A recent study by Dr. Michael Thorne, an international expert on cost studies, determined the cost of onsite nuclear waste storage to be significantly less than the cost of building and operating Yucca Mountain. Using the Department of Energy’s own figures, Dr. Thorne estimated the on-site storage cost to be $13.3 billion, while the Yucca Mountain Project is estimated to cost at least $38.3 billion and could possibly reach as much as $100 billion. Thorne’s study also found that taxpayers would save at least $30.8 billion if Yucca Mountain were never built.
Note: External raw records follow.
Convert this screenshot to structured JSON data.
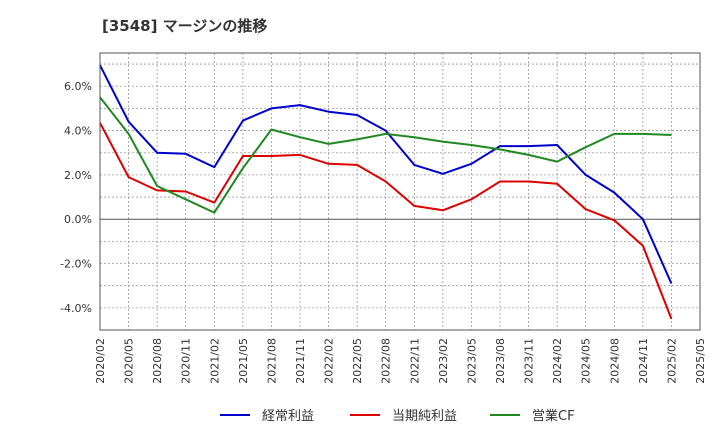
{
  "chart_data": {
    "type": "line",
    "title": "[3548]  マージンの推移",
    "x": [
      "2020/02",
      "2020/05",
      "2020/08",
      "2020/11",
      "2021/02",
      "2021/05",
      "2021/08",
      "2021/11",
      "2022/02",
      "2022/05",
      "2022/08",
      "2022/11",
      "2023/02",
      "2023/05",
      "2023/08",
      "2023/11",
      "2024/02",
      "2024/05",
      "2024/08",
      "2024/11",
      "2025/02"
    ],
    "x_ticks": [
      "2020/02",
      "2020/05",
      "2020/08",
      "2020/11",
      "2021/02",
      "2021/05",
      "2021/08",
      "2021/11",
      "2022/02",
      "2022/05",
      "2022/08",
      "2022/11",
      "2023/02",
      "2023/05",
      "2023/08",
      "2023/11",
      "2024/02",
      "2024/05",
      "2024/08",
      "2024/11",
      "2025/02",
      "2025/05"
    ],
    "y_ticks": [
      "-4.0%",
      "-2.0%",
      "0.0%",
      "2.0%",
      "4.0%",
      "6.0%"
    ],
    "y_tick_values": [
      -4,
      -2,
      0,
      2,
      4,
      6
    ],
    "ylim": [
      -5.0,
      7.5
    ],
    "xlabel": "",
    "ylabel": "",
    "grid": true,
    "legend_position": "bottom",
    "series": [
      {
        "name": "経常利益",
        "color": "#0000cc",
        "values": [
          6.95,
          4.4,
          3.0,
          2.95,
          2.35,
          4.45,
          5.0,
          5.15,
          4.85,
          4.7,
          4.0,
          2.45,
          2.05,
          2.5,
          3.3,
          3.3,
          3.35,
          2.0,
          1.2,
          0.0,
          -2.9
        ]
      },
      {
        "name": "当期純利益",
        "color": "#dd0000",
        "values": [
          4.35,
          1.9,
          1.3,
          1.25,
          0.75,
          2.85,
          2.85,
          2.9,
          2.5,
          2.45,
          1.7,
          0.6,
          0.4,
          0.9,
          1.7,
          1.7,
          1.6,
          0.45,
          -0.05,
          -1.2,
          -4.5
        ]
      },
      {
        "name": "営業CF",
        "color": "#228822",
        "values": [
          5.5,
          3.85,
          1.5,
          0.9,
          0.3,
          2.3,
          4.05,
          3.7,
          3.4,
          3.6,
          3.85,
          3.7,
          3.5,
          3.35,
          3.15,
          2.9,
          2.6,
          3.25,
          3.85,
          3.85,
          3.8
        ]
      }
    ]
  }
}
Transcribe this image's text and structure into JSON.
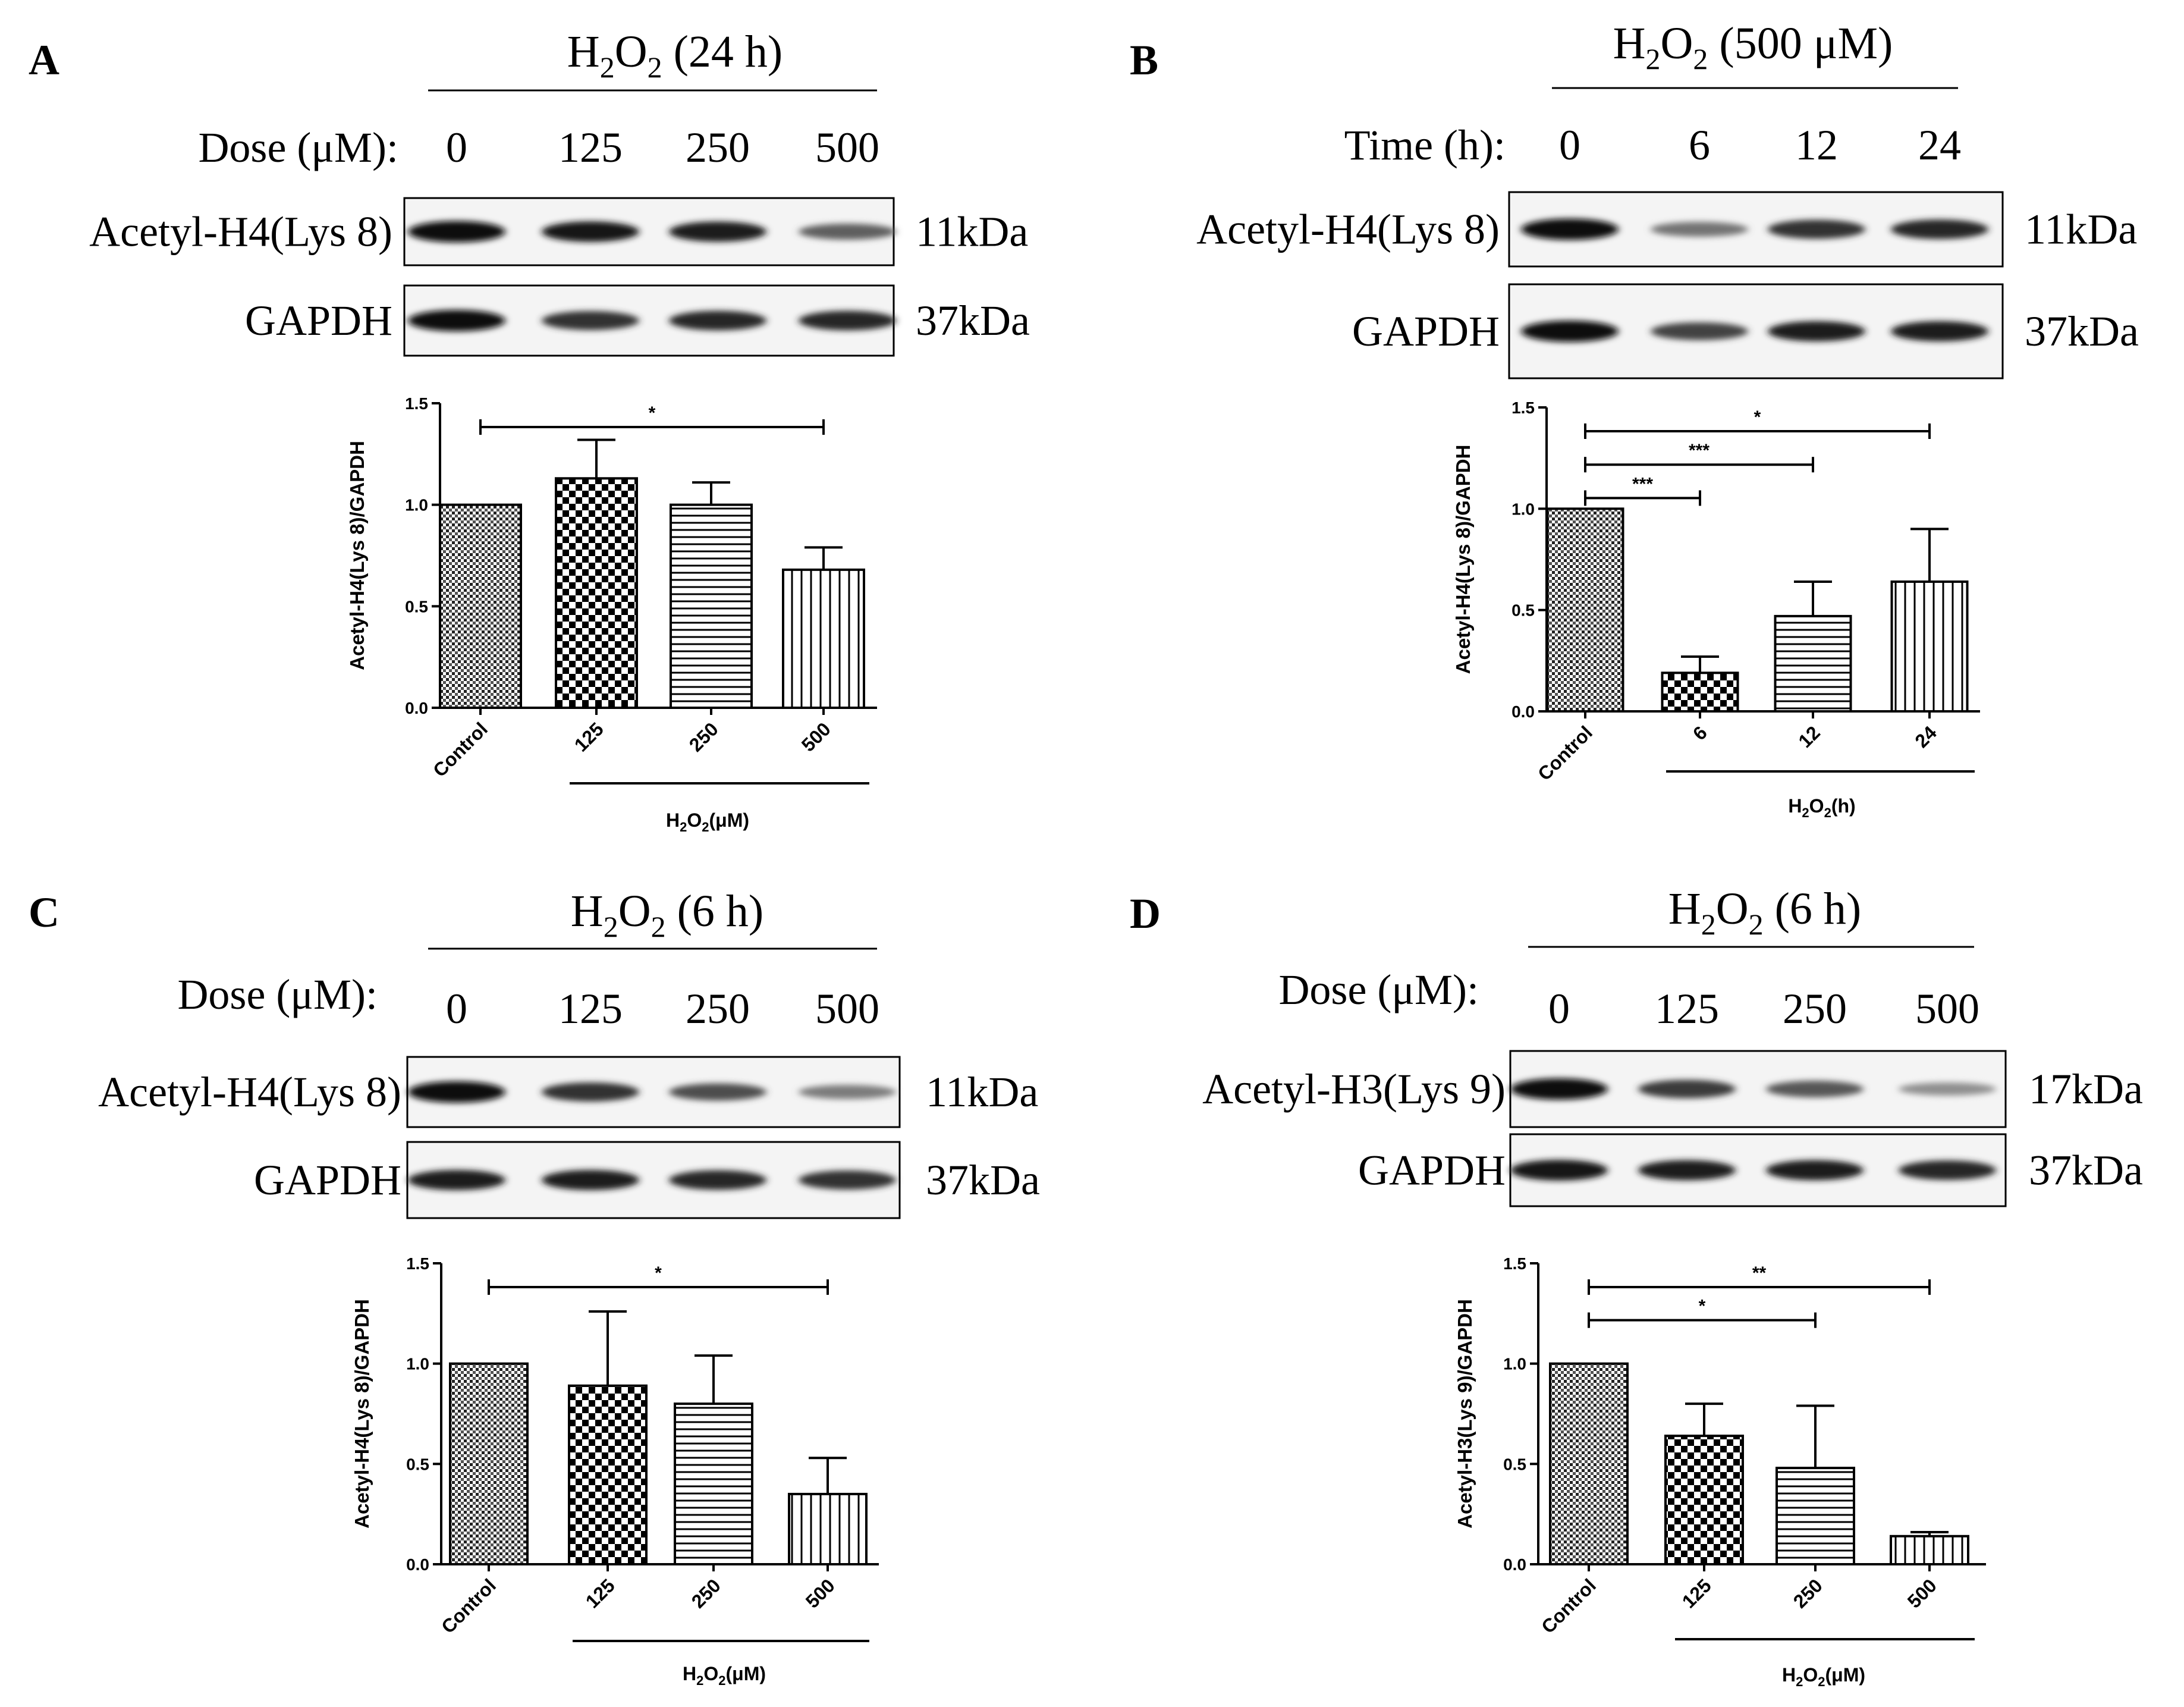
{
  "panels": [
    {
      "letter": "A",
      "header_main": "H",
      "header_sub": "2",
      "header_o": "O",
      "header_suffix": "(24 h)",
      "row_label": "Dose (μM):",
      "lanes": [
        "0",
        "125",
        "250",
        "500"
      ],
      "blots": [
        {
          "label": "Acetyl-H4(Lys 8)",
          "kda": "11kDa",
          "intensity": [
            1.0,
            0.92,
            0.9,
            0.55
          ]
        },
        {
          "label": "GAPDH",
          "kda": "37kDa",
          "intensity": [
            1.0,
            0.8,
            0.85,
            0.85
          ]
        }
      ]
    },
    {
      "letter": "B",
      "header_main": "H",
      "header_sub": "2",
      "header_o": "O",
      "header_suffix": "(500 μM)",
      "row_label": "Time (h):",
      "lanes": [
        "0",
        "6",
        "12",
        "24"
      ],
      "blots": [
        {
          "label": "Acetyl-H4(Lys 8)",
          "kda": "11kDa",
          "intensity": [
            1.0,
            0.45,
            0.8,
            0.85
          ]
        },
        {
          "label": "GAPDH",
          "kda": "37kDa",
          "intensity": [
            1.0,
            0.7,
            0.9,
            0.9
          ]
        }
      ]
    },
    {
      "letter": "C",
      "header_main": "H",
      "header_sub": "2",
      "header_o": "O",
      "header_suffix": "(6 h)",
      "row_label": "Dose (μM):",
      "lanes": [
        "0",
        "125",
        "250",
        "500"
      ],
      "blots": [
        {
          "label": "Acetyl-H4(Lys 8)",
          "kda": "11kDa",
          "intensity": [
            1.0,
            0.8,
            0.65,
            0.4
          ]
        },
        {
          "label": "GAPDH",
          "kda": "37kDa",
          "intensity": [
            0.9,
            0.9,
            0.85,
            0.8
          ]
        }
      ]
    },
    {
      "letter": "D",
      "header_main": "H",
      "header_sub": "2",
      "header_o": "O",
      "header_suffix": "(6 h)",
      "row_label": "Dose (μM):",
      "lanes": [
        "0",
        "125",
        "250",
        "500"
      ],
      "blots": [
        {
          "label": "Acetyl-H3(Lys 9)",
          "kda": "17kDa",
          "intensity": [
            1.0,
            0.75,
            0.6,
            0.3
          ]
        },
        {
          "label": "GAPDH",
          "kda": "37kDa",
          "intensity": [
            0.95,
            0.9,
            0.9,
            0.85
          ]
        }
      ]
    }
  ],
  "chart_data": [
    {
      "type": "bar",
      "panel": "A",
      "categories": [
        "Control",
        "125",
        "250",
        "500"
      ],
      "values": [
        1.0,
        1.13,
        1.0,
        0.68
      ],
      "errors": [
        0.0,
        0.19,
        0.11,
        0.11
      ],
      "patterns": [
        "dots",
        "checker",
        "hlines",
        "vlines"
      ],
      "ylabel": "Acetyl-H4(Lys 8)/GAPDH",
      "ylim": [
        0,
        1.5
      ],
      "yticks": [
        "0.0",
        "0.5",
        "1.0",
        "1.5"
      ],
      "xgroup_label": "H2O2(μM)",
      "xgroup_main": "H",
      "xgroup_o": "O",
      "xgroup_sub": "2",
      "xgroup_unit": "(μM)",
      "significance": [
        {
          "from": 0,
          "to": 3,
          "label": "*"
        }
      ]
    },
    {
      "type": "bar",
      "panel": "B",
      "categories": [
        "Control",
        "6",
        "12",
        "24"
      ],
      "values": [
        1.0,
        0.19,
        0.47,
        0.64
      ],
      "errors": [
        0.0,
        0.08,
        0.17,
        0.26
      ],
      "patterns": [
        "dots",
        "checker",
        "hlines",
        "vlines"
      ],
      "ylabel": "Acetyl-H4(Lys 8)/GAPDH",
      "ylim": [
        0,
        1.5
      ],
      "yticks": [
        "0.0",
        "0.5",
        "1.0",
        "1.5"
      ],
      "xgroup_label": "H2O2(h)",
      "xgroup_main": "H",
      "xgroup_o": "O",
      "xgroup_sub": "2",
      "xgroup_unit": "(h)",
      "significance": [
        {
          "from": 0,
          "to": 3,
          "label": "*"
        },
        {
          "from": 0,
          "to": 2,
          "label": "***"
        },
        {
          "from": 0,
          "to": 1,
          "label": "***"
        }
      ]
    },
    {
      "type": "bar",
      "panel": "C",
      "categories": [
        "Control",
        "125",
        "250",
        "500"
      ],
      "values": [
        1.0,
        0.89,
        0.8,
        0.35
      ],
      "errors": [
        0.0,
        0.37,
        0.24,
        0.18
      ],
      "patterns": [
        "dots",
        "checker",
        "hlines",
        "vlines"
      ],
      "ylabel": "Acetyl-H4(Lys 8)/GAPDH",
      "ylim": [
        0,
        1.5
      ],
      "yticks": [
        "0.0",
        "0.5",
        "1.0",
        "1.5"
      ],
      "xgroup_label": "H2O2(μM)",
      "xgroup_main": "H",
      "xgroup_o": "O",
      "xgroup_sub": "2",
      "xgroup_unit": "(μM)",
      "significance": [
        {
          "from": 0,
          "to": 3,
          "label": "*"
        }
      ]
    },
    {
      "type": "bar",
      "panel": "D",
      "categories": [
        "Control",
        "125",
        "250",
        "500"
      ],
      "values": [
        1.0,
        0.64,
        0.48,
        0.14
      ],
      "errors": [
        0.0,
        0.16,
        0.31,
        0.02
      ],
      "patterns": [
        "dots",
        "checker",
        "hlines",
        "vlines"
      ],
      "ylabel": "Acetyl-H3(Lys 9)/GAPDH",
      "ylim": [
        0,
        1.5
      ],
      "yticks": [
        "0.0",
        "0.5",
        "1.0",
        "1.5"
      ],
      "xgroup_label": "H2O2(μM)",
      "xgroup_main": "H",
      "xgroup_o": "O",
      "xgroup_sub": "2",
      "xgroup_unit": "(μM)",
      "significance": [
        {
          "from": 0,
          "to": 3,
          "label": "**"
        },
        {
          "from": 0,
          "to": 2,
          "label": "*"
        }
      ]
    }
  ]
}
Even Edward Sproat, director of the Energy Department’s Office of Civilian Waste Management, acknowledges the burden of this project on the American taxpayer. In a recent speech he said, “If the ‘take title’ bill passes, it stops the hemorrhaging of taxpayer dollars immediately. And given the over $19 billion already in the fund, there is more than enough money already collected to pay for storing the waste at reactor sites indefinitely.”

The legislation we have introduced is the best solution to the challenge of storage of nuclear waste. It addresses the transportation, public safety and national security challenges associated with nuclear waste while allowing us to focus our efforts and resources on other possible long-term solutions.

We look forward to working with our colleagues in both chambers of Congress and on both sides of the aisle to address this pressing issue.

Sen. Harry Reid (D-Nev.) is the Senate Majority Leader. Sen. John Ensign (R-Nev.) is chairman of the National Republican Senatorial Committee.